Segundo análise da CPT feita ao longo de uma década, o ano de 2019 teve o maior número de manifestações, 1.301, envolvendo mais de 240 mil pessoas, cujo aumento dos protestos significa uma tentativa de resistência ao cenário de grande adversidade e criminalização dos movimentos sociais.
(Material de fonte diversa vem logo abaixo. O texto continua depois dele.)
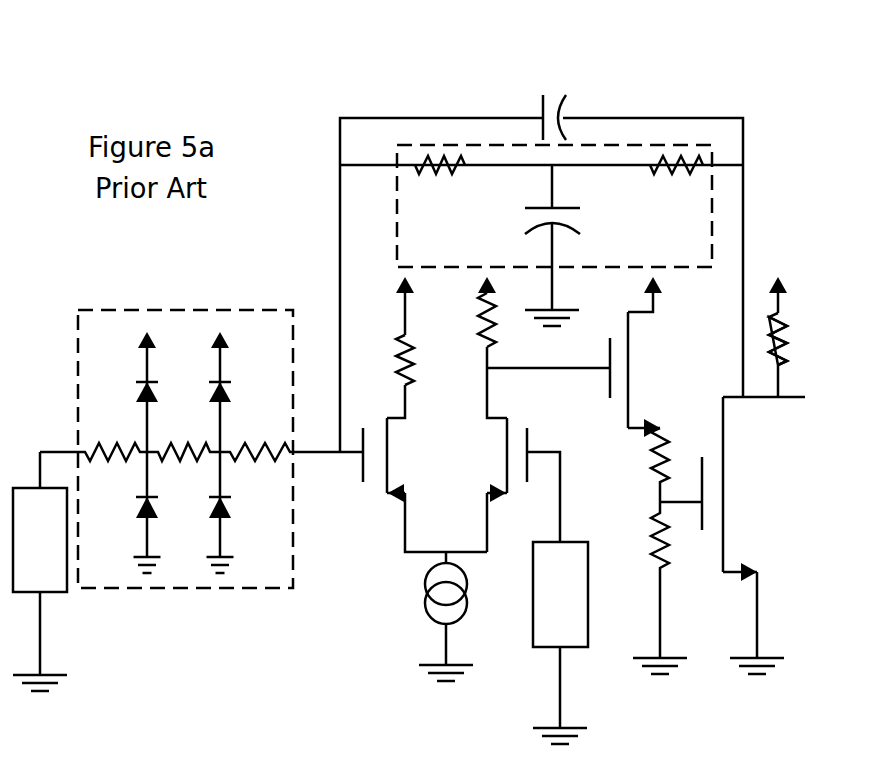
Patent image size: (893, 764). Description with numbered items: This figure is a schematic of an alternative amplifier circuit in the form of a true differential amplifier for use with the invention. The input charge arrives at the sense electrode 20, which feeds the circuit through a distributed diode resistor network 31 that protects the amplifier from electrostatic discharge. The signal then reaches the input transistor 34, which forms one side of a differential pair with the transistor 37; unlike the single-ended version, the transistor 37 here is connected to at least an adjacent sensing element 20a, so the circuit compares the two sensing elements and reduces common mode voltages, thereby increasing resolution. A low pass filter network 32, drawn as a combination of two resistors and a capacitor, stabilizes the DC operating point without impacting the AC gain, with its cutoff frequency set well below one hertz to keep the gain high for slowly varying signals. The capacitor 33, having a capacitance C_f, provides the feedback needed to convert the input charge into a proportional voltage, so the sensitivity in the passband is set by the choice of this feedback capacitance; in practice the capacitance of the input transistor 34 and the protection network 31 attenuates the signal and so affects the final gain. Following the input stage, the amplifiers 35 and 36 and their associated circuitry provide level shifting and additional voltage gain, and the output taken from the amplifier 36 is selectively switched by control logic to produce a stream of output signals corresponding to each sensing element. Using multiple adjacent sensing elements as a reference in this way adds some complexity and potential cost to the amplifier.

The sense electrode 20 is at (46, 584).
The adjacent sensing element 20a is at (567, 640).
The distributed diode resistor network 31 is at (120, 328).
The low pass filter network 32 is at (680, 223).
The capacitor 33 is at (553, 100).
The input transistor 34 is at (374, 453).
The amplifier 35 is at (617, 368).
The amplifier 36 is at (714, 497).
The transistor 37 is at (515, 458).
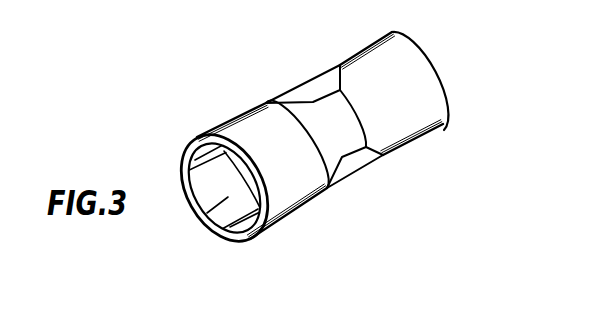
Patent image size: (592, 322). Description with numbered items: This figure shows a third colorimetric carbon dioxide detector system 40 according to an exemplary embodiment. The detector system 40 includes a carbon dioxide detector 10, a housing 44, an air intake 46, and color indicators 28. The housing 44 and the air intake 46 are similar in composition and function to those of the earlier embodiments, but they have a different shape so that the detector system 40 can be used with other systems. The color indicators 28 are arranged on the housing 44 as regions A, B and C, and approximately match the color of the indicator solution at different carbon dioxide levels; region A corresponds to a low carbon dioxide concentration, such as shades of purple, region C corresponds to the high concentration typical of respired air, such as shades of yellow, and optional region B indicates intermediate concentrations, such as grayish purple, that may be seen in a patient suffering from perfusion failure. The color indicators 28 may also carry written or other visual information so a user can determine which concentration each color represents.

The carbon dioxide detector 10 is at (355, 131).
The color indicators 28 is at (320, 77).
The detector system 40 is at (222, 76).
The housing 44 is at (308, 196).
The air intake 46 is at (204, 220).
Ademais, o uso de força contra as pessoas nos protestos também caminha no sentido da criminalização das manifestações. Embora em 2010 tenha sido editada Portaria Interministerial(4) onde se definiu que o uso da força policial deveria seguir acordos internacionais e respeitar os direitos humanos – porquanto o direito ao protesto seja constitucional – o Estado agiu de forma a permitir o uso desproporcional e arbitrário do poder de coação dos agentes da lei, cuja impunidade se estabelece por conta da ambiguidade das sanções por abuso de suas atribuições(5).
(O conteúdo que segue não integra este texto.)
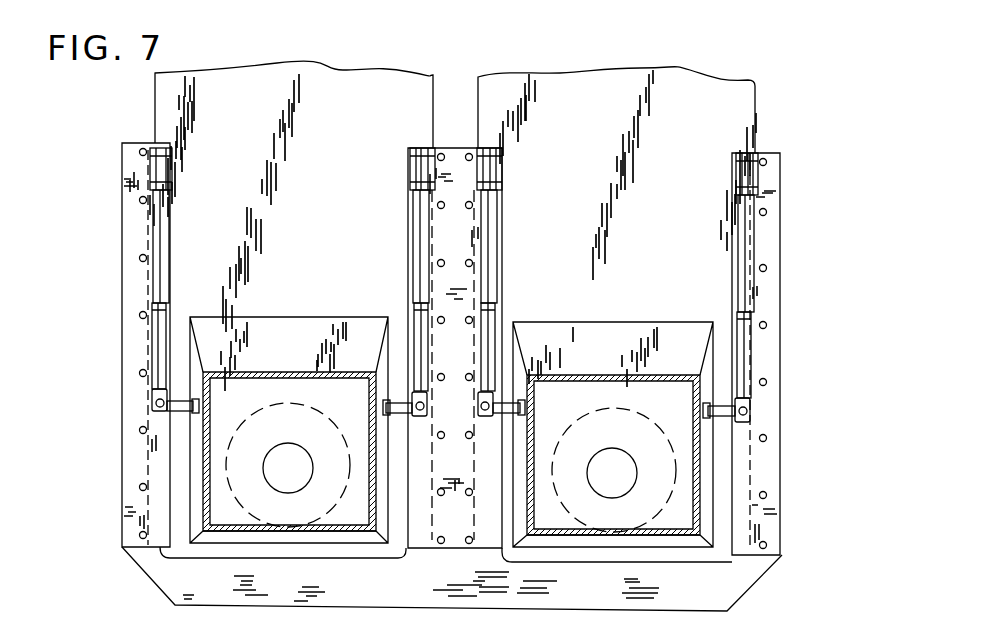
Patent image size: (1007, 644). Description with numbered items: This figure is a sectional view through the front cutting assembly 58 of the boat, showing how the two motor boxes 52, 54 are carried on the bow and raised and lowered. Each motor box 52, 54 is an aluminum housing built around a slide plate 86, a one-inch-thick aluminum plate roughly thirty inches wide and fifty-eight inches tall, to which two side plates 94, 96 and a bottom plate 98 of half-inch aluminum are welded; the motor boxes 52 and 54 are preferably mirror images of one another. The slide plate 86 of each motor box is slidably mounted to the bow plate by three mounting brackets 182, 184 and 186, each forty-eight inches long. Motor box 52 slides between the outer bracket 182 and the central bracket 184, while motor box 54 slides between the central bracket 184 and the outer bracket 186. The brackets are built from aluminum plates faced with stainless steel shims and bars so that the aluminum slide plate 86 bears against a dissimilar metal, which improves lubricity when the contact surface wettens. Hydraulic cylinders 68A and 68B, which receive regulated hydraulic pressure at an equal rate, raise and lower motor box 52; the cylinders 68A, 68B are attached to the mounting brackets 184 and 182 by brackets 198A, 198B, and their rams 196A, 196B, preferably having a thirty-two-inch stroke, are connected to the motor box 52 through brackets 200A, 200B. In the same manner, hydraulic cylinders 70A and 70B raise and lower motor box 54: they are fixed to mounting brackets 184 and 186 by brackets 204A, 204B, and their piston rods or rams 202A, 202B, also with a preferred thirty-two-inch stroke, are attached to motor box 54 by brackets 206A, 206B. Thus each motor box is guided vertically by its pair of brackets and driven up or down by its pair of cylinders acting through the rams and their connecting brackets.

The motor box 52 is at (283, 328).
The motor box 54 is at (600, 330).
The front cutting assembly 58 is at (784, 99).
The hydraulic cylinder 68A is at (415, 230).
The hydraulic cylinder 68B is at (163, 226).
The hydraulic cylinder 70A is at (498, 243).
The hydraulic cylinder 70B is at (738, 240).
The slide plate 86 is at (343, 73).
The side plate 94 is at (210, 462).
The side plate 96 is at (368, 462).
The bottom plate 98 is at (252, 530).
The mounting bracket 182 is at (128, 473).
The mounting bracket 184 is at (448, 545).
The mounting bracket 186 is at (775, 470).
The piston or ram 196A is at (410, 318).
The piston or ram 196B is at (163, 318).
The bracket 198A is at (417, 170).
The bracket 198B is at (163, 168).
The bracket 200A is at (398, 400).
The bracket 200B is at (183, 417).
The piston rod or ram 202A is at (487, 330).
The piston rod or ram 202B is at (740, 337).
The bracket 204A is at (488, 172).
The bracket 204B is at (740, 177).
The bracket 206A is at (497, 400).
The bracket 206B is at (717, 422).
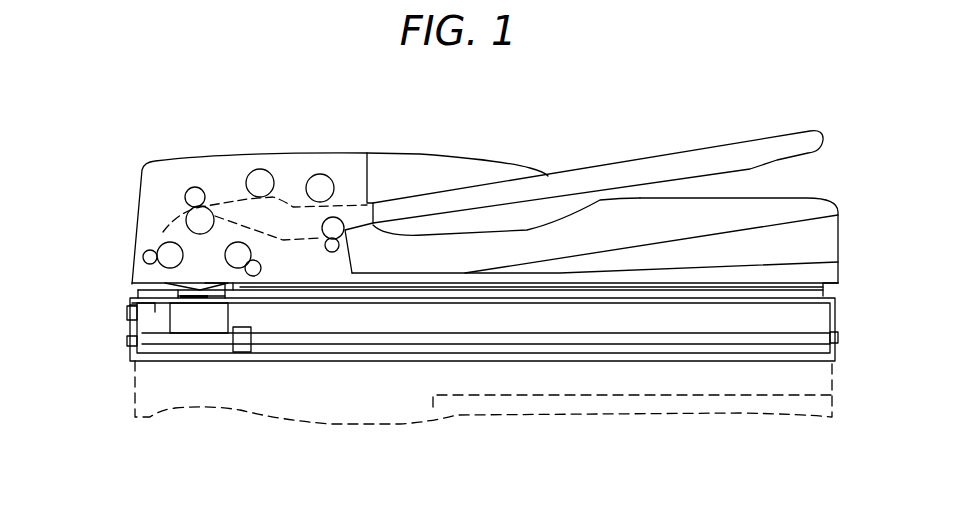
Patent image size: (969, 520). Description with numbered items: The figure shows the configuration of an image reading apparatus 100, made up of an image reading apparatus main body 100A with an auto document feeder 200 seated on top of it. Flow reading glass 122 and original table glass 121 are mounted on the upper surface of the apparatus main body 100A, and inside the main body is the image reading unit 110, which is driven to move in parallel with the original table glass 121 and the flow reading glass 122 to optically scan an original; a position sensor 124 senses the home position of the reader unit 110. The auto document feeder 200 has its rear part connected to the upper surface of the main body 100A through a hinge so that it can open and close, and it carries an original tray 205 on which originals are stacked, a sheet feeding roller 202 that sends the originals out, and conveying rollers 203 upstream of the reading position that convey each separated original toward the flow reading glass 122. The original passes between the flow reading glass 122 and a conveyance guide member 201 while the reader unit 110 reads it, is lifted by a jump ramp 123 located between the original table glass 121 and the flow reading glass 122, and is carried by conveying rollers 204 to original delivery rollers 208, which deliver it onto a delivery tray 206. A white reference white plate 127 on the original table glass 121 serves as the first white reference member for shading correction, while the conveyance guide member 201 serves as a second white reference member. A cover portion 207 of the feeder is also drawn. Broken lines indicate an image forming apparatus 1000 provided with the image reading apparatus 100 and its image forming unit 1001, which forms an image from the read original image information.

Nas Jornadas de Junho de 2013, por exemplo, houve a utilização de variados códigos e leis penais para enquadrar e processar manifestantes presos durante os protestos, acusados de cometer crimes como formação de quadrilha, desacato, incêndio, dano ao patrimônio público.

A partir das Jornadas, além das legislações que já são historicamente aplicadas para restringir a liberdade de expressão, novas leis têm surgido como forma de repelir e gerar receio para aqueles que queiram ocupar os espaços públicos para apresentar as suas demandas. A mais complicada delas é a Lei de Organização Criminosa (Lei Nº 12.850/2013) que trouxe instabilidade jurídica na definição de associação criminosa. Tem sido usada para equiparar manifestantes que cometem delitos de baixa lesão a crimes graves cometidos por organizações criminosas.

Outra legislação que inibe as manifestações e criminaliza movimentos é a Lei Antiterrorismo (Lei Nº 13.260/2016), que disciplina o que seria caracterizado como terrorismo(6). Como é vaga a definição do que significa de fato um ato terrorista, pois pode ser o simples porte de algum objeto ameaçador, a lei possibilita ao policial decidir o que é ou não tal objeto ameaçador, como por exemplo, “porte de vinagre”.

5. E na pandemia?

Mesmo com este processo de fragilização da democracia, com todos os poderes envolvidos na construção da recente e preocupante conjuntura, é possível constatar que as ruas foram e são um espaço privilegiado de resistência e enfrentamento aos ataques institucionais e à criminalização dos movimentos sociais, povos e comunidades.

Com o acontecimento da pandemia do coronavírus e, portanto, a necessidade do isolamento social, as manifestações da sociedade civil e dos movimentos sociais como um todo ficaram impossibilitadas, criando a necessidade urgente da criação e ampliação de novos canais para mudar esse cenário.


(*) Doutoranda do Programa de Pós-Graduação em História das Ciências e das Técnicas e Epistemologia da Universidade Federal do Rio de Janeiro (UFRJ) e pesquisadora do Laboratório de Estudos Marxistas (Lema), do Instituto de Economia da UFRJ.

(1)Decreto Nº 9.759, de 11 de abril de 2019. Extingue e estabelece diretrizes, regras e limitações para colegiados da administração pública federal.

(2) https://oglobo.globo.com/brasil/decreto-do-governo-bolsonaro-mantem-apenas-32-conselhos-consultivos-23773337

(3)Conflitos no campo: Brasil 2019. Centro de Documentação Dom Tomás Balduino; Coordenação: Antonio Canuto, Cássia Regina da Silva Luz e Paulo César Moreira dos Santos – Goiânia: CPT Nacional, 2020. p. 20.

(4)Portaria Interministerial Nº 4.226, de 31 de dezembro de 2010. Estabelece Diretrizes sobre o Uso da Força pelos Agentes de Segurança Pública. Ministério da Justiça.